Books I’ve recently finished
The Corrections (Jonathan Franzen, 2001) Though hailed shortly after its release as one of the best novels of the 21st Century, this doesn’t seem like the biggest compliment as we’re only 20 years in. I don’t read much fiction these days and sometimes wonder why. I read this because it seems to be Franzen following-up on his 1996 essay “Why Bother?” where he talks at length about why novels don’t matter any more and no one reads them. That article was in turn a response to Thomas Wolfe’s 1989 essay "Stalking the Billion-Footed Beast" on the cowardice of novelists and their retreat from realism. Overall, I liked the book, and the writing is great. But the characters have few redeeming qualities, and his critique of America seemed a little shallow. But maybe I’m the shallow one.

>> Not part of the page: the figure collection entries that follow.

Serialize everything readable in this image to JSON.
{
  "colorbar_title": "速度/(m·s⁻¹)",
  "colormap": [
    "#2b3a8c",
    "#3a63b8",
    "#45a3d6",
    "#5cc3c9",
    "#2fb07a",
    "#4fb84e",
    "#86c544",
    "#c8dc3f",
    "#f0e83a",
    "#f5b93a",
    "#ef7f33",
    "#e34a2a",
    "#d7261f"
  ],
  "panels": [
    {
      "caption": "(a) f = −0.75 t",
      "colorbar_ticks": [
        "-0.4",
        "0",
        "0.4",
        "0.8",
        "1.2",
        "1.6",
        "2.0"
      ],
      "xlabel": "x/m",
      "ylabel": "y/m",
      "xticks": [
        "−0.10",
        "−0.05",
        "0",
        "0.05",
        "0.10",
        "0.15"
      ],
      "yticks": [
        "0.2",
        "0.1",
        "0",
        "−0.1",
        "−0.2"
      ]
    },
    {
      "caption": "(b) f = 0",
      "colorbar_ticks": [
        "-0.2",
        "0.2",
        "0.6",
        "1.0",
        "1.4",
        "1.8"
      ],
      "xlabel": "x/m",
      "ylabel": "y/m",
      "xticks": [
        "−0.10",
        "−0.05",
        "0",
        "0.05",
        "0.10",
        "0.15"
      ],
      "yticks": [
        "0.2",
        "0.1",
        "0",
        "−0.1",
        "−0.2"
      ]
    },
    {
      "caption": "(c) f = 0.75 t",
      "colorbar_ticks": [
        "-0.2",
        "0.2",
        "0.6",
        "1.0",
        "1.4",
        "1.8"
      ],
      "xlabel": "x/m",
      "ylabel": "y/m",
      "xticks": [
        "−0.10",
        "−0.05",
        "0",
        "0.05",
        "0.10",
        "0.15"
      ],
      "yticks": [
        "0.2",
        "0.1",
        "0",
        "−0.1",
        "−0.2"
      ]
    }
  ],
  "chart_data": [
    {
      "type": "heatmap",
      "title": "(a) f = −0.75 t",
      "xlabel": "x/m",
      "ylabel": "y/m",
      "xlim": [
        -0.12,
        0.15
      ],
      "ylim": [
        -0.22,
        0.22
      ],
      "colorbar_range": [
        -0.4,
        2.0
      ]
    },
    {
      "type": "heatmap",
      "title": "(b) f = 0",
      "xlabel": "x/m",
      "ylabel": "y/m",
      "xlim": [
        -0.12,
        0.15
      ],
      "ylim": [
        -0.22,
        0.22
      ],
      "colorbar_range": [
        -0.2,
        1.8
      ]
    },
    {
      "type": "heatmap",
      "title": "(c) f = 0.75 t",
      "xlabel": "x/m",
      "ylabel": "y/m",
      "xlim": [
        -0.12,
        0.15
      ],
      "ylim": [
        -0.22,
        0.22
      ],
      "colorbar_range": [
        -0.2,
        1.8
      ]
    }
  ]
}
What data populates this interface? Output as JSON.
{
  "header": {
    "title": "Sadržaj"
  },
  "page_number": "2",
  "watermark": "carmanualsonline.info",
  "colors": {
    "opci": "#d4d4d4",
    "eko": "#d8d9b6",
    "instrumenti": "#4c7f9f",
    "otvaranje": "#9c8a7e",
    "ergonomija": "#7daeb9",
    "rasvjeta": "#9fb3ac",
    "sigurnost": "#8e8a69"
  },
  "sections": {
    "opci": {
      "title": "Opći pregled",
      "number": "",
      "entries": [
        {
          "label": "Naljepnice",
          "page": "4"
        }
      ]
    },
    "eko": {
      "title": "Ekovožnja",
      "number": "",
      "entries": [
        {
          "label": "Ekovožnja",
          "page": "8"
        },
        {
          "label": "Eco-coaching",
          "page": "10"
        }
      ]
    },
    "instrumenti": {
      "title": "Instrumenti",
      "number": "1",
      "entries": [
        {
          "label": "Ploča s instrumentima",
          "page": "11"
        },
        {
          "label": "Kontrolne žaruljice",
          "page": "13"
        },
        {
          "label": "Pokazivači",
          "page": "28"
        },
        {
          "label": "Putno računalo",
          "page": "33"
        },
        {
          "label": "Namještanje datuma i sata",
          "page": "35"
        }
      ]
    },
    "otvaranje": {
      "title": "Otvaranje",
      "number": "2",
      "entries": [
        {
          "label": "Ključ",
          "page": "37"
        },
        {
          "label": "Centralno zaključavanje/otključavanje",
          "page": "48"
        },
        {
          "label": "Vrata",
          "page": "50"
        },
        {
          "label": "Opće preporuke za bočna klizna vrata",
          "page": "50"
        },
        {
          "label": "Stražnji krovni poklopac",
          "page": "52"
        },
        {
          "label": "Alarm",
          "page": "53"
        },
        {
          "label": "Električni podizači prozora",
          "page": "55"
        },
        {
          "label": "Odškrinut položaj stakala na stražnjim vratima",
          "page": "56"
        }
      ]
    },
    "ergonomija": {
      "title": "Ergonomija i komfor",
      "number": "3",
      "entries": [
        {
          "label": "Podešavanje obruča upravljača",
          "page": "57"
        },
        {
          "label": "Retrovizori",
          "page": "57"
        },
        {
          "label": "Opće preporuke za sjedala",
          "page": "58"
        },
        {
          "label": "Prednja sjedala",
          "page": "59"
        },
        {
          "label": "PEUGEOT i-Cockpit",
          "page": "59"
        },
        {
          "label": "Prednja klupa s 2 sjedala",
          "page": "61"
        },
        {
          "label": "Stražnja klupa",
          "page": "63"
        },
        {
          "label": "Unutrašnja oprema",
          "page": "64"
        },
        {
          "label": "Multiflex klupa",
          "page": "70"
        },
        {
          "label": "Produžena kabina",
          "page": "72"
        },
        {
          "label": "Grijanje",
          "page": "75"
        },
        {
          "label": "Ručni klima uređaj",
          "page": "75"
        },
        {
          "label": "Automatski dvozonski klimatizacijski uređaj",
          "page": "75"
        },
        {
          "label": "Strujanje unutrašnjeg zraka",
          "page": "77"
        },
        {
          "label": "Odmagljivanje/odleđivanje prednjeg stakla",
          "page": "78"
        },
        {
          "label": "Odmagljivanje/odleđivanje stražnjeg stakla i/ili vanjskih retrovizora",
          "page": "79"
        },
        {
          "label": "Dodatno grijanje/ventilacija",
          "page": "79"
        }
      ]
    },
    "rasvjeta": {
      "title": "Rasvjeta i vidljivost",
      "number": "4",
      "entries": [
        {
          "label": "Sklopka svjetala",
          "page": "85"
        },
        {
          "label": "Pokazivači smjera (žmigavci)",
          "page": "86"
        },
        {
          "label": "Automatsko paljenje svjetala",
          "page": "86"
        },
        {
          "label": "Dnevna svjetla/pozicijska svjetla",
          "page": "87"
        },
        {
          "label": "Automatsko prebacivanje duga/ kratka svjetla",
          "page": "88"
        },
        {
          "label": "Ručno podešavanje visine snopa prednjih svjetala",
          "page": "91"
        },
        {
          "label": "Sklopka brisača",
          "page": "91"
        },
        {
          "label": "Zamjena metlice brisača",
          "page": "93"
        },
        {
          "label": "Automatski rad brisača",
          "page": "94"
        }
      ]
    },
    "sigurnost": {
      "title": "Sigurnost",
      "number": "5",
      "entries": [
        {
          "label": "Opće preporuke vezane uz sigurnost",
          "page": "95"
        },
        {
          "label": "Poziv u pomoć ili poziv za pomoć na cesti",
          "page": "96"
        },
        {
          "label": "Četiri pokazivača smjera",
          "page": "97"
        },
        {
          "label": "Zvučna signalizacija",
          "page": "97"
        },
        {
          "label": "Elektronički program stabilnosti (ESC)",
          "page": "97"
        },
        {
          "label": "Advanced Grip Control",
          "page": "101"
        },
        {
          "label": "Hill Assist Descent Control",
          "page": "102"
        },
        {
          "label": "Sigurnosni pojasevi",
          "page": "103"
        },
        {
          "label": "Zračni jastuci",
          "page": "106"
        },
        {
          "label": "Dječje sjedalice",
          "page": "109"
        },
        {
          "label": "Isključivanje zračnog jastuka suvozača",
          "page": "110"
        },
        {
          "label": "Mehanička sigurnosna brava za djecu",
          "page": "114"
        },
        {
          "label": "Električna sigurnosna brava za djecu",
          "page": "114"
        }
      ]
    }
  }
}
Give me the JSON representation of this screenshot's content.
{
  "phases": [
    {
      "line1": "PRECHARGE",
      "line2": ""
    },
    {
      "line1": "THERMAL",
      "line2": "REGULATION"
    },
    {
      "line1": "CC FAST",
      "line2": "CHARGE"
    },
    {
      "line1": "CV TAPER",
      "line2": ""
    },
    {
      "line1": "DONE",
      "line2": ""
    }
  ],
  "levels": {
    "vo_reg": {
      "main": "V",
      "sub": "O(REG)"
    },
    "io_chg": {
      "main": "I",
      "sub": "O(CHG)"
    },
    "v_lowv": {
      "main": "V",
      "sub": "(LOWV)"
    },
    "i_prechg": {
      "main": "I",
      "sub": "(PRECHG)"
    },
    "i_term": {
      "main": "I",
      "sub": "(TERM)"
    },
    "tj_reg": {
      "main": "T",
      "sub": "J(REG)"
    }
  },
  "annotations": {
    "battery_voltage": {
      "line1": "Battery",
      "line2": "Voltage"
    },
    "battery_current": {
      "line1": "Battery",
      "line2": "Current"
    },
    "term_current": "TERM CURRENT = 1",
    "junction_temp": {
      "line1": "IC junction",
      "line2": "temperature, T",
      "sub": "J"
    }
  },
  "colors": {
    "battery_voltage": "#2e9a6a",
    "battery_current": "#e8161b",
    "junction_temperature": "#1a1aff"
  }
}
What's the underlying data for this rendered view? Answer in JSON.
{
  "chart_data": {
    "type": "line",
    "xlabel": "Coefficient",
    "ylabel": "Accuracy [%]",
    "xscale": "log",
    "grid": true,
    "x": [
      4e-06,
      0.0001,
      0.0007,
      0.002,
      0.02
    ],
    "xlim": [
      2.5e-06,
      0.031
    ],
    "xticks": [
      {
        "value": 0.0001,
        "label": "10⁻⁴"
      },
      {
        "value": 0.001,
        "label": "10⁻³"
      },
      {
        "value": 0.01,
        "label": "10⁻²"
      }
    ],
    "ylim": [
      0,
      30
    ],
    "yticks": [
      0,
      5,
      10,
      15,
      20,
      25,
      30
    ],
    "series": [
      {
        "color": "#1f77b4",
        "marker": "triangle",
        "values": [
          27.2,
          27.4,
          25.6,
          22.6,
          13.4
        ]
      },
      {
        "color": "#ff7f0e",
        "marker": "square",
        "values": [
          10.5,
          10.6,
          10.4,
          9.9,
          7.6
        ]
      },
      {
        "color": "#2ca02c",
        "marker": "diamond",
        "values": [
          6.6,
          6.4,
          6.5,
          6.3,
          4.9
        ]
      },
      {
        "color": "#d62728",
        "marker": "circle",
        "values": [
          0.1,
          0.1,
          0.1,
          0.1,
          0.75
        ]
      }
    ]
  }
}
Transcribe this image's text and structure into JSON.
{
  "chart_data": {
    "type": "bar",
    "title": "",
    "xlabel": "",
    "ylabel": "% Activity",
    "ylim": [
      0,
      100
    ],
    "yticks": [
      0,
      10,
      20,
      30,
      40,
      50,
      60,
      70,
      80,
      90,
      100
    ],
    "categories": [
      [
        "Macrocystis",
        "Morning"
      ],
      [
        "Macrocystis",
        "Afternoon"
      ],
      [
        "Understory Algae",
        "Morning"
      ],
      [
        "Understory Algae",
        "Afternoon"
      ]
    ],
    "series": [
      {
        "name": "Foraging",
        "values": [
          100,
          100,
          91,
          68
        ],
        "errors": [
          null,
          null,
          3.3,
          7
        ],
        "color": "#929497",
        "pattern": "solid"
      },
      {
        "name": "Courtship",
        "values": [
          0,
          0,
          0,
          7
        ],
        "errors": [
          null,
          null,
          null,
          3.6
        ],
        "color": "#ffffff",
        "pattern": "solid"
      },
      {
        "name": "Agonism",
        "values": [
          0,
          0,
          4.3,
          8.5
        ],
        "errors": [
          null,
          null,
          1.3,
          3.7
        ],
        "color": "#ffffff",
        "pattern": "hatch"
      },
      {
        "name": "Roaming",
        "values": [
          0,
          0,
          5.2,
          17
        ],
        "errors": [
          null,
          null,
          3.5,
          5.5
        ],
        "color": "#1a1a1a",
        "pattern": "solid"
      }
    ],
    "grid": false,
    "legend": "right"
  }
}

All Things Shining (Hubert Dreyfus): Related to my interest in society becoming too complex for us to manage. I think he accurately diagnoses the problem (nihilism and a lack of meaning in modern life). I’m not sure if he’s right about the cause and the remedy. But still great. And a good survey of Western literature.
Books I’m reading
The three-body problem (Cixin Liu) Popular science-fiction novel by Chinese author. Includes aliens and the Cultural Revolution. Good so far.
Being-in-the-World: A Commentary on Heidegger's Being and Time (Hubert Dreyfus) I’m told that Heidegger is famous for being “the most obscure, voluminous, and anti-intellectual philosopher of all time,” so I won’t bother trying to read the original. This commentary is supposedly the best of the lot, but it is also difficult. No comment at the moment. Interested because I read that Heidegger’s philosophy motivated some critical advances in artificial intelligence research in the 1980s. I’d never heard of Continental philosophy actually doing anything practical. Hubert Dreyfus also wrote What Computers Can’t Do.